Он дремал, трамвай ему не мешал; вагон был пустой и сонный; на остановках, когда хлюпала резина дверей, люди тихо входили и выходили: без песен, без мордобоя, что бывают в дни больших праздников и в веселые часы пик.
У выхода, в глубине вагона, прикорнув над кошелкой с мелочью, сидел пожилой кондуктор. По паспорту он был Николаем Дмитриевичем, но иначе как просто Дмитрич его в народе не называли.
Дмитрич сидел, скучая. Молчал, отрывал билетики, сонно выкрикивал остановки, опять отрывал билетики, опять сидел и молчал. И так – от кольца до кольца.
На кольце выпивал он чаю – всегда покрепче и обязательно с колотым сахарком. Для этого держал он при себе щипчики в футляре из-под вторых очков.
Где-то за Апраксиным у Сенной трамвай тряхнуло, впрочем привычно, и Дмитрич, тоже привычно, погладил кошелку с мелочью. В вагоне все было тихо. Дмитрич поднял глаза, пробежал глазами по пассажирам и вздрогнул, словно увидел лешего.
Чуть ли не перед ним, напротив, нога на ногу, как ни в чем не бывало, у окна сидел БЕЗБИЛЕТНЫЙ.
Дмитричу стало жарко. Старею, подумал он и вытер кошелкой лоб.
Такого с ним еще не бывало. Двадцать лет служил на маршруте, а безбилетных не допускал ни разу. И не допустит, пока стоит советская власть.
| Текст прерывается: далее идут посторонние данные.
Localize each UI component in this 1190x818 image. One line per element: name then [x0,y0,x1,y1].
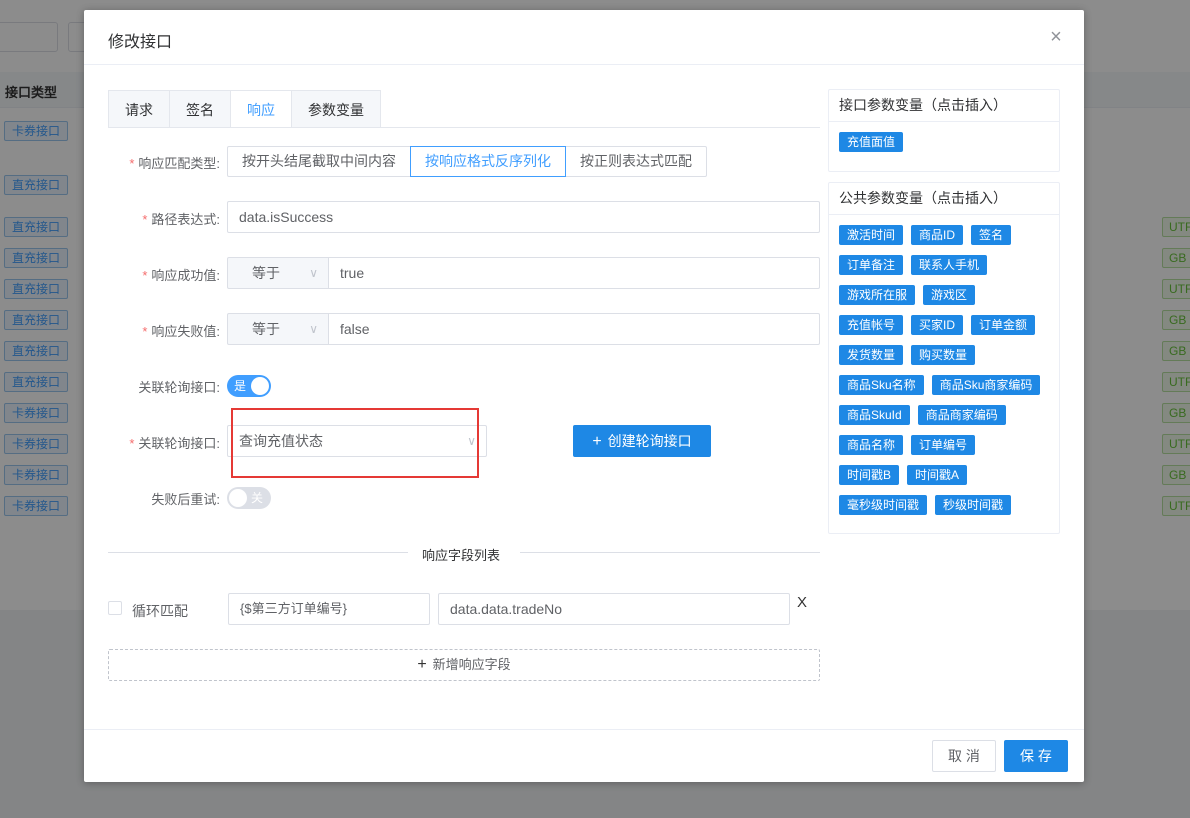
poll-interface-switch[interactable]: 是 [227,375,271,397]
plus-icon: + [592,433,602,450]
poll-switch-label: 关联轮询接口: [138,380,220,395]
response-fields-title: 响应字段列表 [422,548,501,563]
loop-match-checkbox[interactable] [108,601,122,615]
switch-knob [229,489,247,507]
divider-left [108,552,408,553]
loop-match-label: 循环匹配 [132,603,188,619]
tab-request[interactable]: 请求 [108,90,169,128]
public-var-tag[interactable]: 订单备注 [839,255,904,275]
create-poll-interface-button[interactable]: + 创建轮询接口 [573,425,711,457]
public-var-tag[interactable]: 联系人手机 [911,255,988,275]
tab-bar: 请求 签名 响应 参数变量 [108,90,381,128]
delete-field-icon[interactable]: X [797,594,807,611]
tab-signature[interactable]: 签名 [169,90,230,128]
dialog-header: 修改接口 × [84,10,1084,65]
public-vars-title: 公共参数变量（点击插入） [829,183,1059,215]
switch-text: 关 [251,491,264,505]
public-var-tag[interactable]: 商品商家编码 [917,405,1006,425]
public-var-tag[interactable]: 秒级时间戳 [935,495,1012,515]
public-var-tag[interactable]: 商品SkuId [839,405,910,425]
public-var-tag[interactable]: 商品名称 [839,435,904,455]
public-var-tag[interactable]: 订单编号 [911,435,976,455]
public-var-tag[interactable]: 购买数量 [911,345,976,365]
switch-text: 是 [234,379,247,393]
public-var-tag[interactable]: 毫秒级时间戳 [839,495,928,515]
retry-switch[interactable]: 关 [227,487,271,509]
public-var-tag[interactable]: 签名 [971,225,1012,245]
match-type-label: * 响应匹配类型: [129,156,220,171]
public-var-tag[interactable]: 时间戳A [907,465,968,485]
tabs-divider [108,127,820,128]
interface-vars-title: 接口参数变量（点击插入） [829,90,1059,122]
public-var-tag[interactable]: 商品ID [911,225,964,245]
fail-value-label: * 响应失败值: [142,324,220,339]
path-label: * 路径表达式: [142,212,220,227]
interface-vars-list: 充值面值 [829,122,1059,168]
add-response-field-button[interactable]: + 新增响应字段 [108,649,820,681]
chevron-down-icon: ∨ [309,266,318,280]
chevron-down-icon: ∨ [309,322,318,336]
public-var-tag[interactable]: 商品Sku名称 [839,375,924,395]
tab-response[interactable]: 响应 [230,90,291,128]
match-type-regex-button[interactable]: 按正则表达式匹配 [565,146,707,177]
fail-operator-value: 等于 [252,321,280,337]
public-var-tag[interactable]: 充值帐号 [839,315,904,335]
cancel-button[interactable]: 取 消 [932,740,996,772]
match-type-substring-button[interactable]: 按开头结尾截取中间内容 [227,146,411,177]
public-var-tag[interactable]: 游戏所在服 [839,285,916,305]
match-type-group: 按开头结尾截取中间内容 按响应格式反序列化 按正则表达式匹配 [227,146,707,177]
close-icon[interactable]: × [1046,27,1066,47]
fail-operator-select[interactable]: 等于 ∨ [227,313,329,345]
poll-select-label: * 关联轮询接口: [129,436,220,451]
public-var-tag[interactable]: 买家ID [911,315,964,335]
interface-var-tag[interactable]: 充值面值 [839,132,904,152]
public-var-tag[interactable]: 游戏区 [923,285,976,305]
success-value-label: * 响应成功值: [142,268,220,283]
tab-param-variables[interactable]: 参数变量 [291,90,381,128]
public-var-tag[interactable]: 商品Sku商家编码 [931,375,1041,395]
public-var-tag[interactable]: 发货数量 [839,345,904,365]
highlight-box [231,408,479,478]
public-vars-list: 激活时间 商品ID 签名订单备注 联系人手机游戏所在服 游戏区 充值帐号 买家ID 订单金额发… [829,215,1059,531]
save-button[interactable]: 保 存 [1004,740,1068,772]
public-vars-panel: 公共参数变量（点击插入） 激活时间 商品ID 签名订单备注 联系人手机游戏所在服 游戏区… [828,182,1060,534]
success-value-input[interactable]: true [328,257,820,289]
success-operator-select[interactable]: 等于 ∨ [227,257,329,289]
match-type-deserialize-button[interactable]: 按响应格式反序列化 [410,146,566,177]
edit-interface-dialog: 修改接口 × 请求 签名 响应 参数变量 * 响应匹配类型: 按开头结尾截取中间内… [84,10,1084,782]
public-var-tag[interactable]: 订单金额 [971,315,1036,335]
divider-right [520,552,820,553]
plus-icon: + [417,656,427,673]
path-expression-input[interactable]: data.isSuccess [227,201,820,233]
retry-label: 失败后重试: [151,492,220,507]
field-path-input[interactable]: data.data.tradeNo [438,593,790,625]
success-operator-value: 等于 [252,265,280,281]
fail-value-input[interactable]: false [328,313,820,345]
dialog-title: 修改接口 [108,34,173,51]
field-name-input[interactable]: {$第三方订单编号} [228,593,430,625]
public-var-tag[interactable]: 激活时间 [839,225,904,245]
interface-vars-panel: 接口参数变量（点击插入） 充值面值 [828,89,1060,172]
switch-knob [251,377,269,395]
footer-divider [84,729,1084,730]
public-var-tag[interactable]: 时间戳B [839,465,900,485]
Он набрал в себя трамвайного воздуха и сказал, приподнимаясь на локте:
– Гражданин! Который расселись! А платить, я извиняюсь, кто будет?
– Пушкин, – ответил тот, даже не повернувшись.
Дмитричу стало холодно. Он уставился на безбилетного пассажира, поедая его глазами. А тот сидел себе как сидел, только рот теперь сложил трубочкой.
И человек-то был вроде обыкновенный: плащ защитного цвета, нос, глаза, две ноздри – пройдешь мимо такого и не заметишь.
Вот только его багаж, два его чемодана, что застыли по-бульдожьи у ног хозяина, ничего хорошего для здоровья не обещали.
Дмитрич набрался духу, чтобы сказать безбилетному все, что он о нем думает, а тот и сам уже скосил на Дмитрича бойкий глаз и начал, даже не поздоровавшись:
– А что, нравится так вот?
Дмитрич от неожиданности не понял и на всякий случай спросил:
– Так – это то есть как?
– В смысле – билетики отрывать.
Такого въедливого вопроса Дмитричу еще ни разу не задавали. Да и что на него ответишь. Тут не отвечать, тут хватать надо и за волосы тащить в тюрьму – и вешать на всю катушку за бандитизм.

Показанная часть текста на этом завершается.